Still, the show’s charm is difficult to shake. XO, Kitty has always understood that teen romance works best when it is slightly overheated, a little ridiculous, and emotionally sincere enough to make the ridiculousness worthwhile. Season 3 leans into that balance with confidence, especially in the way it stages parties, confessions, runway moments, and the small social humiliations that define youth. The result is less a polished coming-of-age machine than a shimmering emotional scrapbook, held together by instinct, music, and longing.

The soundtrack helps a great deal. With pop tracks and atmospheric scoring woven through the season, the show keeps its emotional temperature high without flattening the story into pure playlist culture. The best musical cues do what good romantic television should do: they make a glance feel consequential, a kiss feel suspended in time, and a setback feel bigger than it should while you’re watching it.
What Season 3 ultimately gets right is that growing up is not a straight line; it is a series of revisions. Kitty’s senior year is built around the fantasy of control, but the season’s real argument is that adulthood begins when the fantasy cracks. Plans are not abandoned so much as rewritten. Love does not resolve neatly so much as reveal what kind of person you become when it refuses to stay tidy.
That is why the season lands best when it lets vulnerability sit beside mess. The emotional high points are not the grand declarations but the moments when the characters admit fear, uncertainty, or need. The show suggests, perhaps more generously than life usually does, that family can hold those revelations without turning them into catastrophe. It is an idealized vision, certainly, but an appealing one, and in a series like this, hope is part of the form.

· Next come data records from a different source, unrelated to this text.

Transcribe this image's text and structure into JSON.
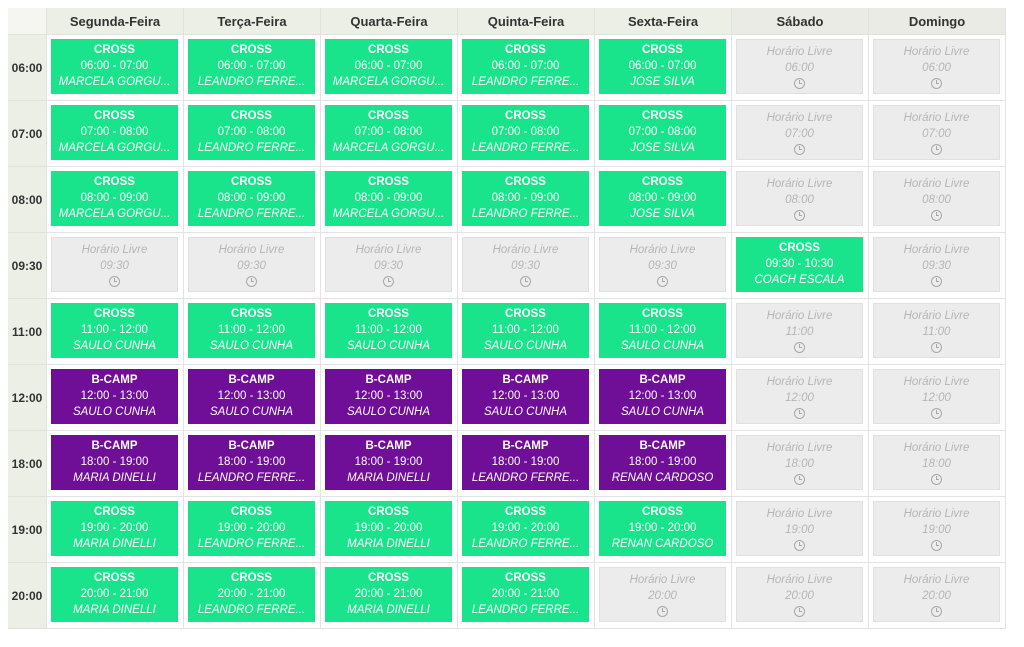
{
  "days": [
    "Segunda-Feira",
    "Terça-Feira",
    "Quarta-Feira",
    "Quinta-Feira",
    "Sexta-Feira",
    "Sábado",
    "Domingo"
  ],
  "free_label": "Horário Livre",
  "colors": {
    "cross": "#19e38b",
    "bcamp": "#6f0e96",
    "free": "#ececec",
    "header": "#ecefe6"
  },
  "rows": [
    {
      "time": "06:00",
      "cells": [
        {
          "type": "cross",
          "title": "CROSS",
          "hours": "06:00 - 07:00",
          "name": "MARCELA GORGU..."
        },
        {
          "type": "cross",
          "title": "CROSS",
          "hours": "06:00 - 07:00",
          "name": "LEANDRO FERRE..."
        },
        {
          "type": "cross",
          "title": "CROSS",
          "hours": "06:00 - 07:00",
          "name": "MARCELA GORGU..."
        },
        {
          "type": "cross",
          "title": "CROSS",
          "hours": "06:00 - 07:00",
          "name": "LEANDRO FERRE..."
        },
        {
          "type": "cross",
          "title": "CROSS",
          "hours": "06:00 - 07:00",
          "name": "JOSE SILVA"
        },
        {
          "type": "free",
          "hours": "06:00"
        },
        {
          "type": "free",
          "hours": "06:00"
        }
      ]
    },
    {
      "time": "07:00",
      "cells": [
        {
          "type": "cross",
          "title": "CROSS",
          "hours": "07:00 - 08:00",
          "name": "MARCELA GORGU..."
        },
        {
          "type": "cross",
          "title": "CROSS",
          "hours": "07:00 - 08:00",
          "name": "LEANDRO FERRE..."
        },
        {
          "type": "cross",
          "title": "CROSS",
          "hours": "07:00 - 08:00",
          "name": "MARCELA GORGU..."
        },
        {
          "type": "cross",
          "title": "CROSS",
          "hours": "07:00 - 08:00",
          "name": "LEANDRO FERRE..."
        },
        {
          "type": "cross",
          "title": "CROSS",
          "hours": "07:00 - 08:00",
          "name": "JOSE SILVA"
        },
        {
          "type": "free",
          "hours": "07:00"
        },
        {
          "type": "free",
          "hours": "07:00"
        }
      ]
    },
    {
      "time": "08:00",
      "cells": [
        {
          "type": "cross",
          "title": "CROSS",
          "hours": "08:00 - 09:00",
          "name": "MARCELA GORGU..."
        },
        {
          "type": "cross",
          "title": "CROSS",
          "hours": "08:00 - 09:00",
          "name": "LEANDRO FERRE..."
        },
        {
          "type": "cross",
          "title": "CROSS",
          "hours": "08:00 - 09:00",
          "name": "MARCELA GORGU..."
        },
        {
          "type": "cross",
          "title": "CROSS",
          "hours": "08:00 - 09:00",
          "name": "LEANDRO FERRE..."
        },
        {
          "type": "cross",
          "title": "CROSS",
          "hours": "08:00 - 09:00",
          "name": "JOSE SILVA"
        },
        {
          "type": "free",
          "hours": "08:00"
        },
        {
          "type": "free",
          "hours": "08:00"
        }
      ]
    },
    {
      "time": "09:30",
      "cells": [
        {
          "type": "free",
          "hours": "09:30"
        },
        {
          "type": "free",
          "hours": "09:30"
        },
        {
          "type": "free",
          "hours": "09:30"
        },
        {
          "type": "free",
          "hours": "09:30"
        },
        {
          "type": "free",
          "hours": "09:30"
        },
        {
          "type": "cross",
          "title": "CROSS",
          "hours": "09:30 - 10:30",
          "name": "COACH ESCALA"
        },
        {
          "type": "free",
          "hours": "09:30"
        }
      ]
    },
    {
      "time": "11:00",
      "cells": [
        {
          "type": "cross",
          "title": "CROSS",
          "hours": "11:00 - 12:00",
          "name": "SAULO CUNHA"
        },
        {
          "type": "cross",
          "title": "CROSS",
          "hours": "11:00 - 12:00",
          "name": "SAULO CUNHA"
        },
        {
          "type": "cross",
          "title": "CROSS",
          "hours": "11:00 - 12:00",
          "name": "SAULO CUNHA"
        },
        {
          "type": "cross",
          "title": "CROSS",
          "hours": "11:00 - 12:00",
          "name": "SAULO CUNHA"
        },
        {
          "type": "cross",
          "title": "CROSS",
          "hours": "11:00 - 12:00",
          "name": "SAULO CUNHA"
        },
        {
          "type": "free",
          "hours": "11:00"
        },
        {
          "type": "free",
          "hours": "11:00"
        }
      ]
    },
    {
      "time": "12:00",
      "cells": [
        {
          "type": "bcamp",
          "title": "B-CAMP",
          "hours": "12:00 - 13:00",
          "name": "SAULO CUNHA"
        },
        {
          "type": "bcamp",
          "title": "B-CAMP",
          "hours": "12:00 - 13:00",
          "name": "SAULO CUNHA"
        },
        {
          "type": "bcamp",
          "title": "B-CAMP",
          "hours": "12:00 - 13:00",
          "name": "SAULO CUNHA"
        },
        {
          "type": "bcamp",
          "title": "B-CAMP",
          "hours": "12:00 - 13:00",
          "name": "SAULO CUNHA"
        },
        {
          "type": "bcamp",
          "title": "B-CAMP",
          "hours": "12:00 - 13:00",
          "name": "SAULO CUNHA"
        },
        {
          "type": "free",
          "hours": "12:00"
        },
        {
          "type": "free",
          "hours": "12:00"
        }
      ]
    },
    {
      "time": "18:00",
      "cells": [
        {
          "type": "bcamp",
          "title": "B-CAMP",
          "hours": "18:00 - 19:00",
          "name": "MARIA DINELLI"
        },
        {
          "type": "bcamp",
          "title": "B-CAMP",
          "hours": "18:00 - 19:00",
          "name": "LEANDRO FERRE..."
        },
        {
          "type": "bcamp",
          "title": "B-CAMP",
          "hours": "18:00 - 19:00",
          "name": "MARIA DINELLI"
        },
        {
          "type": "bcamp",
          "title": "B-CAMP",
          "hours": "18:00 - 19:00",
          "name": "LEANDRO FERRE..."
        },
        {
          "type": "bcamp",
          "title": "B-CAMP",
          "hours": "18:00 - 19:00",
          "name": "RENAN CARDOSO"
        },
        {
          "type": "free",
          "hours": "18:00"
        },
        {
          "type": "free",
          "hours": "18:00"
        }
      ]
    },
    {
      "time": "19:00",
      "cells": [
        {
          "type": "cross",
          "title": "CROSS",
          "hours": "19:00 - 20:00",
          "name": "MARIA DINELLI"
        },
        {
          "type": "cross",
          "title": "CROSS",
          "hours": "19:00 - 20:00",
          "name": "LEANDRO FERRE..."
        },
        {
          "type": "cross",
          "title": "CROSS",
          "hours": "19:00 - 20:00",
          "name": "MARIA DINELLI"
        },
        {
          "type": "cross",
          "title": "CROSS",
          "hours": "19:00 - 20:00",
          "name": "LEANDRO FERRE..."
        },
        {
          "type": "cross",
          "title": "CROSS",
          "hours": "19:00 - 20:00",
          "name": "RENAN CARDOSO"
        },
        {
          "type": "free",
          "hours": "19:00"
        },
        {
          "type": "free",
          "hours": "19:00"
        }
      ]
    },
    {
      "time": "20:00",
      "cells": [
        {
          "type": "cross",
          "title": "CROSS",
          "hours": "20:00 - 21:00",
          "name": "MARIA DINELLI"
        },
        {
          "type": "cross",
          "title": "CROSS",
          "hours": "20:00 - 21:00",
          "name": "LEANDRO FERRE..."
        },
        {
          "type": "cross",
          "title": "CROSS",
          "hours": "20:00 - 21:00",
          "name": "MARIA DINELLI"
        },
        {
          "type": "cross",
          "title": "CROSS",
          "hours": "20:00 - 21:00",
          "name": "LEANDRO FERRE..."
        },
        {
          "type": "free",
          "hours": "20:00"
        },
        {
          "type": "free",
          "hours": "20:00"
        },
        {
          "type": "free",
          "hours": "20:00"
        }
      ]
    }
  ]
}
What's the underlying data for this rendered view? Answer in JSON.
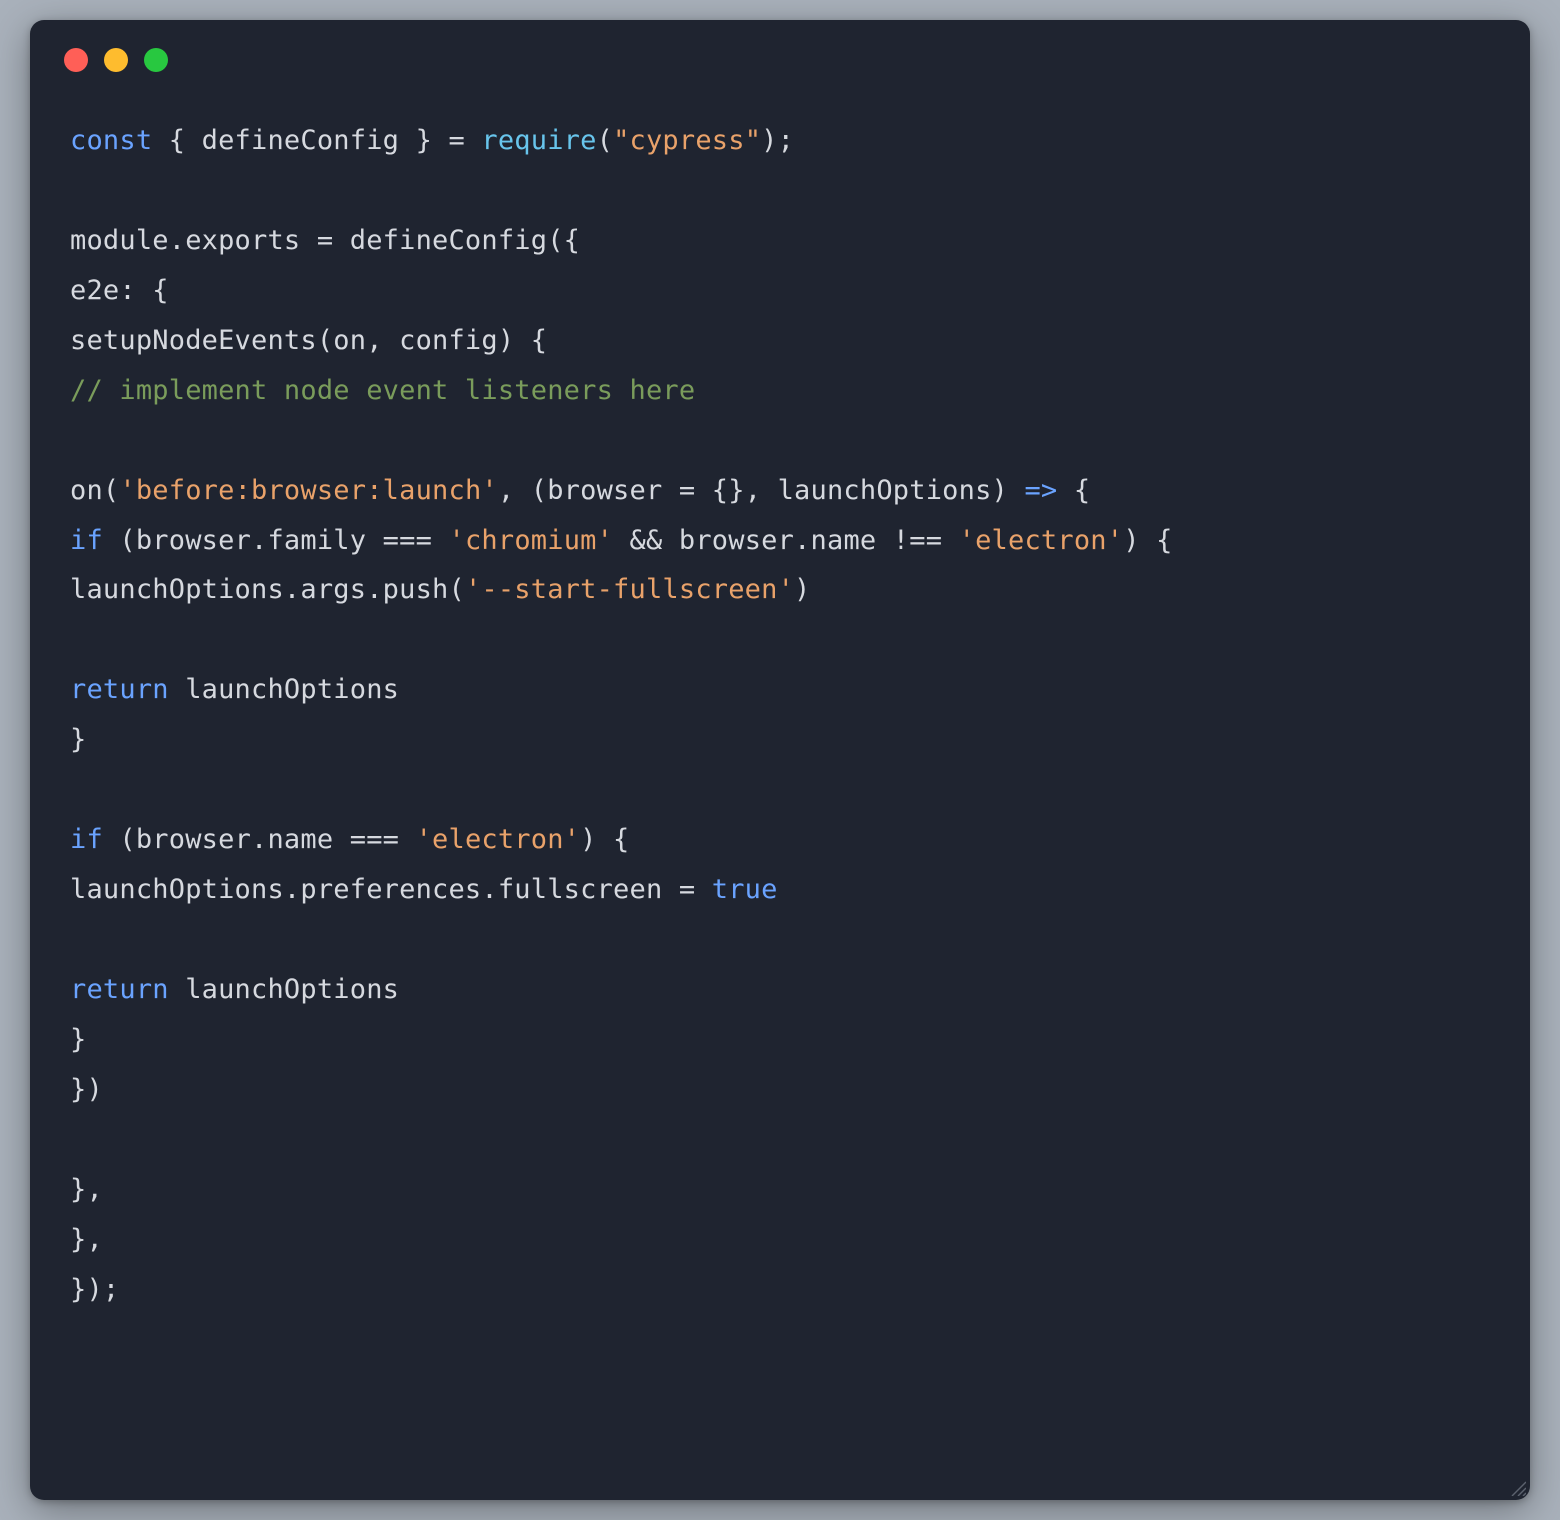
{
  "colors": {
    "bg": "#1f2430",
    "page": "#a9b1bb",
    "text": "#d6d9df",
    "keyword": "#6aa3ff",
    "func": "#68c5ec",
    "string": "#e9a26a",
    "comment": "#7a9c5b",
    "dot_red": "#ff5f57",
    "dot_yellow": "#febc2e",
    "dot_green": "#28c840"
  },
  "code": {
    "l1": {
      "kw_const": "const",
      "destruct": " { defineConfig } = ",
      "fn_require": "require",
      "paren_open": "(",
      "str_cypress": "\"cypress\"",
      "paren_close_semi": ");"
    },
    "l2": "",
    "l3": "module.exports = defineConfig({",
    "l4": "e2e: {",
    "l5": "setupNodeEvents(on, config) {",
    "l6_comment": "// implement node event listeners here",
    "l7": "",
    "l8": {
      "pre": "on(",
      "str_event": "'before:browser:launch'",
      "mid": ", (browser = {}, launchOptions) ",
      "arrow": "=>",
      "post": " {"
    },
    "l9": {
      "kw_if": "if",
      "pre": " (browser.family === ",
      "str_chromium": "'chromium'",
      "mid": " && browser.name !== ",
      "str_electron": "'electron'",
      "post": ") {"
    },
    "l10": {
      "pre": "launchOptions.args.push(",
      "str_flag": "'--start-fullscreen'",
      "post": ")"
    },
    "l11": "",
    "l12": {
      "kw_return": "return",
      "rest": " launchOptions"
    },
    "l13": "}",
    "l14": "",
    "l15": {
      "kw_if": "if",
      "pre": " (browser.name === ",
      "str_electron": "'electron'",
      "post": ") {"
    },
    "l16": {
      "pre": "launchOptions.preferences.fullscreen = ",
      "kw_true": "true"
    },
    "l17": "",
    "l18": {
      "kw_return": "return",
      "rest": " launchOptions"
    },
    "l19": "}",
    "l20": "})",
    "l21": "",
    "l22": "},",
    "l23": "},",
    "l24": "});"
  }
}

By the end, XO, Kitty Season 3 feels like a show that knows exactly what it is doing even when its characters do not. It is glossy, crowded, emotionally reactive, and often very funny about the absurd labor of being young and in love. More importantly, it still believes that affection can be complicated without becoming cynical. That faith gives the season its best glow, and it is enough to keep the story moving toward whatever romantic disaster or revelation comes next.